Department of Clinical & Pharmaceutical Sciences, Faculty of Pharma Science, Teikyo University, Itabashi-Ku, Tokyo, 173-8605, Japan.
Pharm Res. 2023 Mar;40(3):711-719. doi: 10.1007/s11095-023-03477-1. Epub 2023 Jan 31.
Information on milk transferability of drugs is important for patients who wish to breastfeed. The purpose of this study is to develop a prediction model for milk-to-plasma drug concentration ratio based on area under the curve (M/P). The quantitative structure-activity/property relationship (QSAR/QSPR) approach was used to predict compounds involved in active transport during milk transfer.

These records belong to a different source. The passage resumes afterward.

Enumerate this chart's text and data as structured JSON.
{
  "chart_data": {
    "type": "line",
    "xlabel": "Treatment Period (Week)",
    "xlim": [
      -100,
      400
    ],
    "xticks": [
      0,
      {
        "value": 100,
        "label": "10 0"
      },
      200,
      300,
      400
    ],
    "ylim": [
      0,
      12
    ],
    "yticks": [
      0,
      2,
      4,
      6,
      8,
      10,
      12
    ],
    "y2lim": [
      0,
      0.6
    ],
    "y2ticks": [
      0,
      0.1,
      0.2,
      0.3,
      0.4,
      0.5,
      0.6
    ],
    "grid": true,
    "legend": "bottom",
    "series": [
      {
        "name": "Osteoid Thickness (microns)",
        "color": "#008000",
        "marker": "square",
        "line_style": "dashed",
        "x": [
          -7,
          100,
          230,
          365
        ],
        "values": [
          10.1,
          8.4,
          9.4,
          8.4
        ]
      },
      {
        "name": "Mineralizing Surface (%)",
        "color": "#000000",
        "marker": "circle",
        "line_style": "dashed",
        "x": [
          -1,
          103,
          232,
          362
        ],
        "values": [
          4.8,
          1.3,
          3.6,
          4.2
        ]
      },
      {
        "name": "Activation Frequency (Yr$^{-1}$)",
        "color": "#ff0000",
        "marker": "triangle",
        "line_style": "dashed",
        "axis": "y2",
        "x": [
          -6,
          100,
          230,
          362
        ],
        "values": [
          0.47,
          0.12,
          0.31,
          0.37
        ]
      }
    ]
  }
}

We collected M/P ratio data from literature, which were curated and divided into M/P ≥ 1 and M/P < 1. Using the ADMET Predictor® and ADMET Modeler™, we constructed two types of binary classification models: an artificial neural network (ANN) and a support vector machine (SVM).
M/P ratios of 403 compounds were collected, M/P data were obtained for 173 compounds, while 230 compounds only had M/P values reported. The models were constructed using 129 of the 173 compounds, excluding colostrum data. The sensitivity of the ANN model was 0.969 for the training set and 0.833 for the test set, while the sensitivity of the SVM model was 0.971 for the training set and 0.667 for the test set. The contribution of the charge-based descriptor was high in both models.

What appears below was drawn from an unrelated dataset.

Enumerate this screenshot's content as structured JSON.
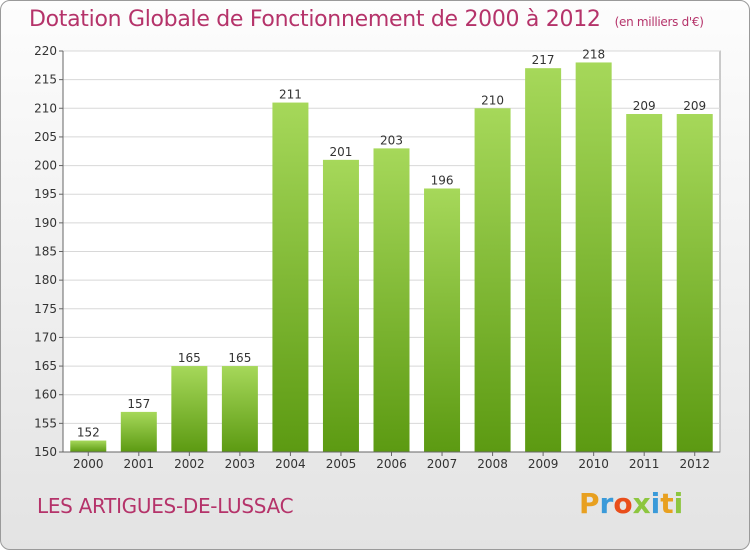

We built a M/P prediction model using QSAR/QSPR. These predictive models can play an auxiliary role in evaluating the milk transferability of drugs.
了解药物在母乳中的可传递性信息对于希望母乳喂养的患者非常重要。本研究旨在建立一种基于曲线下面积(M/P)的预测药物在母乳中与血浆浓度比值(M/P)的模型。该研究采用定量构效关系(QSAR/QSPR)方法来预测在母乳转运过程中涉及主动转运的化合物。
我们从文献中收集了 M/P 比值数据,并对其进行了整理和分类,分为 M/P≥1 和 M/P<1。使用 ADMET Predictor® 和 ADMET Modeler™,我们构建了两种类型的二分类模型:人工神经网络(ANN)和支持向量机(SVM)。
共收集了 403 种化合物的 M/P 比值数据,其中 173 种化合物获得了 M/P 数据,而 230 种化合物仅报告了 M/P 值。模型是在 173 种化合物中的 129 种化合物上构建的,不包括初乳数据。ANN 模型在训练集和测试集的灵敏度分别为 0.969 和 0.833,而 SVM 模型在训练集和测试集的灵敏度分别为 0.971 和 0.667。在这两种模型中,基于电荷的描述符的贡献都很高。
我们使用 QSAR/QSPR 建立了 M/P 预测模型。这些预测模型可以在评估药物在母乳中的可传递性方面发挥辅助作用。